Elaine de Kooning
b. 1918, Brooklyn, New York; d. 1989
Born on March 12, 1918, in Brooklyn, Elaine Fried was exposed to art through frequent museum and gallery visits with her mother from a young age. Shortly after enrolling at Hunter College, New York, she withdrew in 1937 and began studying art at the Leonardo da Vinci Art School, New York, with Conrad Marca-Relli, who became a close friend. She also took drawing classes from the man who would eventually become her husband, Willem de Kooning, in 1938. Her early works are still lifes and portraits distinctly influenced by Cubism, but in the mid- to late 1940s she began making abstract paintings as well as writing art criticism. She worked as an editorial associate at Art News under Thomas Hess, writing essays on Arshile Gorky, Hans Hofmann, and Franz Kline, and making Abstract Expressionism accessible to a broader audience. In 1948, De Kooning spent the summer at Black Mountain College near Asheville, North Carolina, where she played the title role in a production of Erik Satie’s Le piège de Méduse (The Ruse of Medusa, 1948), produced by John Cage and Merce Cunningham, for which she also designed the sets. Her first solo exhibition was in 1952 at the Stable Gallery, New York, where she showed again in 1954 and 1956.
De Kooning was a founding member of the Club, a group of avant-garde artists that met in Greenwich Village to discuss and debate art from 1949 until 1962. Though a fierce defender of Abstract Expressionism, she eventually became known for her portraits, particularly of men. After receiving a teaching appointment at the University of New Mexico, Albuquerque, in 1958, she traveled to Ciudad Juárez, Mexico, where she saw her first bullfight. The experience inspired a series of bull paintings on horizontal canvases, rendered in a bolder palette than that of her previous work. In 1961 she was included in the Whitney Annual (later the Whitney Biennial), New York, and in 1962 was commissioned to paint John F. Kennedy’s portrait, in part because of her reputation for quick execution. Despite an entire year obsessively working on the portrait, after the president’s death in 1964 she ceased painting altogether for another year.

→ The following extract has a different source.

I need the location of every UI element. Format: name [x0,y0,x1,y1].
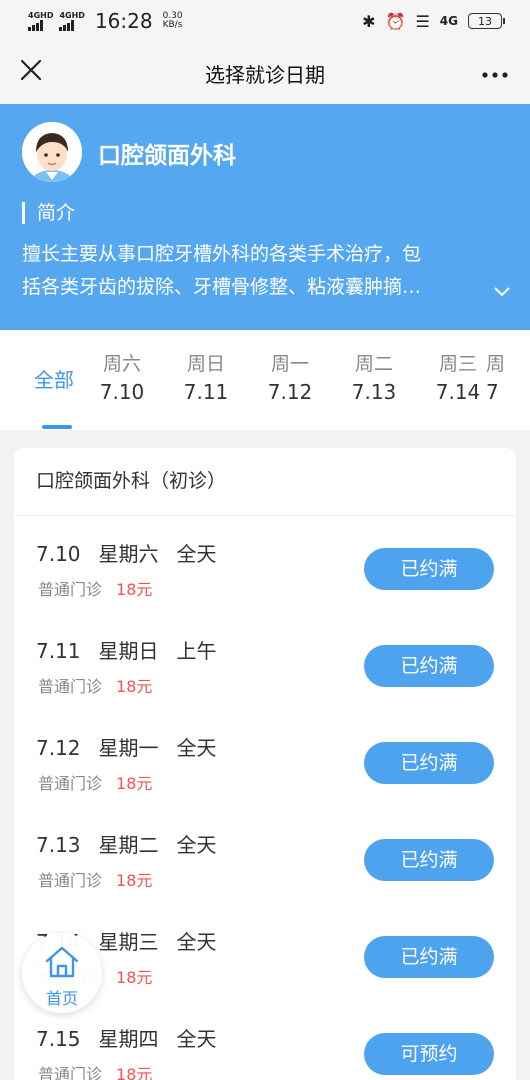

From the late 1940s to the early 1980s, De Kooning painted basketball players at play using a loose, expressionistic style, and in the 1980s made a series of quasi-figurative, orgiastic paintings titled Bacchus. In 1983 she visited the Paleolithic caves in Lascaux, France, and began a series of paintings based on the cave paintings, titled Cave Walls, in which outlines of animals such as deer, bison, and goats, are rendered against turbulent grounds of dense brushstrokes. Toward the end of her life, she also made a number of works on paper in ink, continuing with the theme of cave paintings.
De Kooning had several solo gallery shows throughout her lifetime at museums including the Montclair Art Museum, New Jersey (1973), and Guild Hall Museum, East Hampton, New York (1989). Her work was featured in the Museum of Modern Art–organized exhibition, Young American Painters (1956–58), which traveled throughout the United States (but was not presented in New York). De Kooning was also included in group shows at Walker Art Center, Minneapolis (1956); Pittsburgh International (now Carnegie International, 1956); Art Institute of Chicago (1964); Hirshhorn Museum and Sculpture Garden, Washington, D.C. (1980); and Guild Hall Museum, East Hampton (1990). De Kooning died on February 1, 1989, in Southampton, New York.